Extending Puzzle for Mixture-of-Experts Reasoning Models with Application to GPT-OSS Acceleration

TL;DR

This work addresses the high inference cost of reasoning-focused LLMs that generate long traces by extending Puzzle, a post-training neural architecture search framework, to optimize deployment for MoE-based models. By jointly pruning MoE experts, selectively converting full-context attention to window attention, applying FP8 KV-cache quantization, and leveraging distillation and reinforcement learning, the authors derive gpt-oss-puzzle-88B, a deployment-optimized derivative of gpt-oss-120B. On an 8×H100 node and on a single GPU, Puzzle-88B achieves substantial throughput gains (up to 1.63× on 64K/64K and 1.22× on 4K/4K at the node level; up to 2.82× on a single GPU) while preserving or slightly improving suite-average reasoning accuracy. The results underscore that end-to-end efficiency for reasoning models depends on request-level metrics that account for tokens generated and reasoning effort, demonstrating that post-training NAS can reduce inference costs without compromising quality and offering practical guidance for deploying large reasoning LLMs. The study contributes a concrete methodology combining MoE pruning, selective window attention, calibrated KV quantization, and RL-based fine-tuning to advance efficient, scalable reasoning in open-weight LLMs.

Abstract

Reasoning-focused LLMs improve answer quality by generating longer reasoning traces, but the additional tokens dramatically increase serving cost, motivating inference optimization. We extend and apply Puzzle, a post-training neural architecture search (NAS) framework, to gpt-oss-120B to produce gpt-oss-puzzle-88B, a deployment-optimized derivative. Our approach combines heterogeneous MoE expert pruning, selective replacement of full-context attention with window attention, FP8 KV-cache quantization with calibrated scales, and post-training reinforcement learning to recover accuracy, while maintaining low generation length. In terms of per-token speeds, on an 8XH100 node we achieve 1.63X and 1.22X throughput speedups in long-context and short-context settings, respectively. gpt-oss-puzzle-88B also delivers throughput speedups of 2.82X on a single NVIDIA H100 GPU. However, because token counts can change with reasoning effort and model variants, per-token throughput (tok/s) and latency (ms/token) do not necessarily lead to end-to-end speedups: a 2X throughput gain is erased if traces grow 2X. Conversely, throughput gains can be spent on more reasoning tokens to improve accuracy; we therefore advocate request-level efficiency metrics that normalize throughput by tokens generated and trace an accuracy--speed frontier across reasoning efforts. We show that gpt-oss-puzzle-88B improves over gpt-oss-120B along the entire frontier, delivering up to 1.29X higher request-level efficiency.

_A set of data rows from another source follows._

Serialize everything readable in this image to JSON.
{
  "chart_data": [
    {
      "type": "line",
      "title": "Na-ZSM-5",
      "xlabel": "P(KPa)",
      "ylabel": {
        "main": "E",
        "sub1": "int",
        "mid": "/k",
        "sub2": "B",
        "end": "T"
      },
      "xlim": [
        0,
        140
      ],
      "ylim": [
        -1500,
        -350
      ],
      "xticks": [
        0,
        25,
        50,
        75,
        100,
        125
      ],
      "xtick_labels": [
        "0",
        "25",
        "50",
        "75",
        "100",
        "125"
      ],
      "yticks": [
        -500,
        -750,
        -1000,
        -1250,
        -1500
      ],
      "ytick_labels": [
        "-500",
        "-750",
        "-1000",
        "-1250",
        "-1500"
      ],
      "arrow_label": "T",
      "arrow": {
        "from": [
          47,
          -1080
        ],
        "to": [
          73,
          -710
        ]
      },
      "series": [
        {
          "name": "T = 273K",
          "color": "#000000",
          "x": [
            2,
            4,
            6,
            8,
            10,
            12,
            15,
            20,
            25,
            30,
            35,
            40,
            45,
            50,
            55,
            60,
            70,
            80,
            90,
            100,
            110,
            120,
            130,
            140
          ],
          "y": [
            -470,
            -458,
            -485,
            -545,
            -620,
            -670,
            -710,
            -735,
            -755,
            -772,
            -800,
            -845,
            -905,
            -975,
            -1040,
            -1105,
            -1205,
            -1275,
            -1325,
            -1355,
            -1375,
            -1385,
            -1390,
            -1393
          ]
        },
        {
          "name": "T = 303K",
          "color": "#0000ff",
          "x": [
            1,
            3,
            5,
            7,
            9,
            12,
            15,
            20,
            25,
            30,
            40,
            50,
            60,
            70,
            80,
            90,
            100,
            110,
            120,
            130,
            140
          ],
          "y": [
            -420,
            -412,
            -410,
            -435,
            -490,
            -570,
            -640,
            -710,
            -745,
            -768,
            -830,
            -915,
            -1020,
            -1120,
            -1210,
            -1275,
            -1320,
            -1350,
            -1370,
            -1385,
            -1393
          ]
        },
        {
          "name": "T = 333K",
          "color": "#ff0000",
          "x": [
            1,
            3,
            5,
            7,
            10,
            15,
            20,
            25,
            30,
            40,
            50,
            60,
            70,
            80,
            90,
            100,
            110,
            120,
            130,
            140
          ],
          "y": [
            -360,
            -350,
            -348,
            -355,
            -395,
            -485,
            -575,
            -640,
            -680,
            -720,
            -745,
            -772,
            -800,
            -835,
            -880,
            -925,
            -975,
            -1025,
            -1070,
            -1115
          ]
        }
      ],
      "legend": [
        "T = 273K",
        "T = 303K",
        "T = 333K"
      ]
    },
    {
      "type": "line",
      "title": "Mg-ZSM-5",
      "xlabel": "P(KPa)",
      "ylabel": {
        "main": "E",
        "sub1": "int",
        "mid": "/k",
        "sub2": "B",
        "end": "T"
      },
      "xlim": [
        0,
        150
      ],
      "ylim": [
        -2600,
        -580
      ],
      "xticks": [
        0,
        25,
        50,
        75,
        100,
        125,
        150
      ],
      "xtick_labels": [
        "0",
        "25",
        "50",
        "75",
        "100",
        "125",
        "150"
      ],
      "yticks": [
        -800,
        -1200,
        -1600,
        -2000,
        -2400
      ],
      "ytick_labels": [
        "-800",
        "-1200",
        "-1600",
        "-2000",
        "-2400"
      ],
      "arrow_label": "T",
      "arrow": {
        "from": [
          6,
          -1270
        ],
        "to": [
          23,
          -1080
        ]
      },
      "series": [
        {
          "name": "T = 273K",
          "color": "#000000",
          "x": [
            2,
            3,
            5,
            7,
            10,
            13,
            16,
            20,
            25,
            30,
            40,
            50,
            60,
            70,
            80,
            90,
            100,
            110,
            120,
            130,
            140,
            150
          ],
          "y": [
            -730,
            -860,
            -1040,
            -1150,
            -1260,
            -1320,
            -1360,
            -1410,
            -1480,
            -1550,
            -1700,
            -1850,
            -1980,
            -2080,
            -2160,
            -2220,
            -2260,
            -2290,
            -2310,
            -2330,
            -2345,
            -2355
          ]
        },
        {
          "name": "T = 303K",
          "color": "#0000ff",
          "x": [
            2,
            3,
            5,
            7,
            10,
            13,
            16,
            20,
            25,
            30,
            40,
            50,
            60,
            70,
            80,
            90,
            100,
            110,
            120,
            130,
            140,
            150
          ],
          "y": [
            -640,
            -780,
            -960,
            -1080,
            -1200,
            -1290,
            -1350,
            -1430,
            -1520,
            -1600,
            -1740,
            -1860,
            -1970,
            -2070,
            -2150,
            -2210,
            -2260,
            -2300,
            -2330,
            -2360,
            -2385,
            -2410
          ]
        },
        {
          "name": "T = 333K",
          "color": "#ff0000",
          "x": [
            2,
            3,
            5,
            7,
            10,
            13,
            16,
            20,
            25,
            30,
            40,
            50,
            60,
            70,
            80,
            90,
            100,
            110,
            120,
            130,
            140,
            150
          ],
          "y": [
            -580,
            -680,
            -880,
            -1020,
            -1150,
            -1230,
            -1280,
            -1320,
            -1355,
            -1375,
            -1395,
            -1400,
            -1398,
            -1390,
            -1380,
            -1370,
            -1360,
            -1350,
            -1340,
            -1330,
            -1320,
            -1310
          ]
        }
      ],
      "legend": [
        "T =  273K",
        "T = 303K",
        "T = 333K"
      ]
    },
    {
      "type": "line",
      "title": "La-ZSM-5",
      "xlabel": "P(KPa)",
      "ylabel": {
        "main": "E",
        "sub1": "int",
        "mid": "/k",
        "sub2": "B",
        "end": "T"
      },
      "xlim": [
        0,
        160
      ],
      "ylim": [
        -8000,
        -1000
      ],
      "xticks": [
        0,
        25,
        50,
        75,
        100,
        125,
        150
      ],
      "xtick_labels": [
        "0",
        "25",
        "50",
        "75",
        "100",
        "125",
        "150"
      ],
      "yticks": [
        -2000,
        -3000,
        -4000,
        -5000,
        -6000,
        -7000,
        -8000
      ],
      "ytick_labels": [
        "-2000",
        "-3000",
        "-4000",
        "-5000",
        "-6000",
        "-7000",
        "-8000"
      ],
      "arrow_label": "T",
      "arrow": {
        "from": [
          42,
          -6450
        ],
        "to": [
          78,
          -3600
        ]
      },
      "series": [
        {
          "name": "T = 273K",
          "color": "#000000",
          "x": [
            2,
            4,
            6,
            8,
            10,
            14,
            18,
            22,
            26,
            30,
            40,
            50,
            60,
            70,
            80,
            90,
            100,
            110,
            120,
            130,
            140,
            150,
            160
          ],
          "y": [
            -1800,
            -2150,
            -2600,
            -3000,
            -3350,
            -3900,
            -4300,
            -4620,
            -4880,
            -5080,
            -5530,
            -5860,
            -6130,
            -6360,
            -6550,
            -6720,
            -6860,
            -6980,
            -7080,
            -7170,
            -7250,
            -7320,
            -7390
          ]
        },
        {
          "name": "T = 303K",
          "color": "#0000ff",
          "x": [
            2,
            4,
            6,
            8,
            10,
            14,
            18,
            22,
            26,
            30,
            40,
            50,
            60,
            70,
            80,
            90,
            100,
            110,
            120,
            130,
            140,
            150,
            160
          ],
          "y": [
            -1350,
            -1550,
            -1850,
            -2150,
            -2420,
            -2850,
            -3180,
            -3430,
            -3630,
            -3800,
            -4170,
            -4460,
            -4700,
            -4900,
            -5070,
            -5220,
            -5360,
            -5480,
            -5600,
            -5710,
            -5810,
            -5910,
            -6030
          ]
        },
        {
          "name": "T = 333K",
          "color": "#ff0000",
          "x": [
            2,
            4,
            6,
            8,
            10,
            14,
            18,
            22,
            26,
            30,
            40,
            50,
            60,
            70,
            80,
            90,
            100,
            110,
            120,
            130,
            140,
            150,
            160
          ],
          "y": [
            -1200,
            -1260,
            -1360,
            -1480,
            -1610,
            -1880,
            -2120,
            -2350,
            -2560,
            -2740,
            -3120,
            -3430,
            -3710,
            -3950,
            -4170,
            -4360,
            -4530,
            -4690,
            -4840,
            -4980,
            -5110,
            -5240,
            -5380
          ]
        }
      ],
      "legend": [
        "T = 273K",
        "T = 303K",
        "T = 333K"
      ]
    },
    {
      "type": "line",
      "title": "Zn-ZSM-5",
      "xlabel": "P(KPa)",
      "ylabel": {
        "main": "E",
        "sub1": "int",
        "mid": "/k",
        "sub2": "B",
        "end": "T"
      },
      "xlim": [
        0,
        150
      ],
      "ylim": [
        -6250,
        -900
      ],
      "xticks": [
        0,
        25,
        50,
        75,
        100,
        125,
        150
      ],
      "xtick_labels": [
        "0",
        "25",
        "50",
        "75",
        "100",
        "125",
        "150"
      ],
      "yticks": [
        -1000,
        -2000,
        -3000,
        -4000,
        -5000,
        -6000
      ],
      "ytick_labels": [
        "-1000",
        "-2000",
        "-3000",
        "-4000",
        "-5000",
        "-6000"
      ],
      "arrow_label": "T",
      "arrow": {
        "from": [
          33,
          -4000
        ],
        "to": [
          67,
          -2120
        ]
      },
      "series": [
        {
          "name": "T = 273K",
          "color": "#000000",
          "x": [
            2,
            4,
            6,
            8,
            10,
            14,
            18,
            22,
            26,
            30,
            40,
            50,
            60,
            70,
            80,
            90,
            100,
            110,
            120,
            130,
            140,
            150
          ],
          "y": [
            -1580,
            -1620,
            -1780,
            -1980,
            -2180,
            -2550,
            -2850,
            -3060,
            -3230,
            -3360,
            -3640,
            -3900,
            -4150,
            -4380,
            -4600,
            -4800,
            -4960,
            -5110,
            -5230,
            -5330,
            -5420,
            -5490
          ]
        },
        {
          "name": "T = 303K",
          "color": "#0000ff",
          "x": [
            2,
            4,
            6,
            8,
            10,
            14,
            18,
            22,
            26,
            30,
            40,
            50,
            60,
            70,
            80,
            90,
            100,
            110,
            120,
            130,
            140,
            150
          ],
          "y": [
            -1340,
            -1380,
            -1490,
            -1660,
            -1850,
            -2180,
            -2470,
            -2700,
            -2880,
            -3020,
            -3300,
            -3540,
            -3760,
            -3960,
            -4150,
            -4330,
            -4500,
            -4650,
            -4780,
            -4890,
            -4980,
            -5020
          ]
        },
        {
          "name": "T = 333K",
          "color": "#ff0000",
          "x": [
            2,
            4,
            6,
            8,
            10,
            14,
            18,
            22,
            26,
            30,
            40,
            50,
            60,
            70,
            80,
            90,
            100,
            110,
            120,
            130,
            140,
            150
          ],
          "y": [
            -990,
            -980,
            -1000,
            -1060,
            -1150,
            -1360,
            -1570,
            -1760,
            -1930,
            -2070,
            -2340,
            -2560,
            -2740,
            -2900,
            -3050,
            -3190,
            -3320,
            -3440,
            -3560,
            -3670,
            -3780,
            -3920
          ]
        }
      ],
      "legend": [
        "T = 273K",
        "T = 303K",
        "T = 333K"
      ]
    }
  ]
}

Across various benchmarks, gpt-oss-puzzle-88B matches or slightly exceeds the parent on suite-average accuracy across reasoning efforts, with retention ranging from 100.8% (high) to 108.2% (low), showing that post-training architecture search can substantially reduce inference costs without sacrificing quality.

Figures (9)

• Figure 1: Accuracy--speed frontier that accounts for both per-token throughput and tokens generated: (a) an 8$\times$H100 node and (b) a single H100 GPU. The x-axis shows relative request rate (higher is faster), computed as max token throughput (best configuration per model) in a 64K/64K scenario divided by the average number of tokens generated per request across our benchmark suite, and normalized to gpt-oss-120B (KV BF16, high reasoning effort) in the corresponding hardware setting. The y-axis is the suite's average accuracy. Colors denote models (blue: gpt-oss-120B; green: gpt-oss-puzzle-88B; purple: HyperNova-60Bhypernova60b), line style denotes KV precision (KV BF16 dashed; KV FP8 solid), and markers denote reasoning effort (High/Medium/Low). HyperNova-60B is a third-party compressed derivative of gpt-oss-120B.
• Figure 2: Our model architecture as chosen by Puzzle. Note how the earlier MoE layers appear to be far more important than the later ones. The parent model gpt-oss-120B has 128 experts per layer and alternates between sliding window attention with 128 tokens and global attention.
• Figure 3: Accuracy and throughput comparisons of gpt-oss-puzzle-88B with its parent, gpt-oss-120B (both with KV FP8).
• Figure 4: Throughput scaling with batch size on an $8\times$ H100 node. Comparison of (a) long-context and (b) short-context scenarios. Both models (gpt-oss-120B and gpt-oss-puzzle-88B) use KV FP8. Shaded bands show $\pm 1\sigma$.
• Figure 5: Latency vs throughput trade-off (64K/64K). Both models (gpt-oss-120B and gpt-oss-puzzle-88B) use KV FP8. Shaded bands show $\pm 1\sigma$ across repeated runs.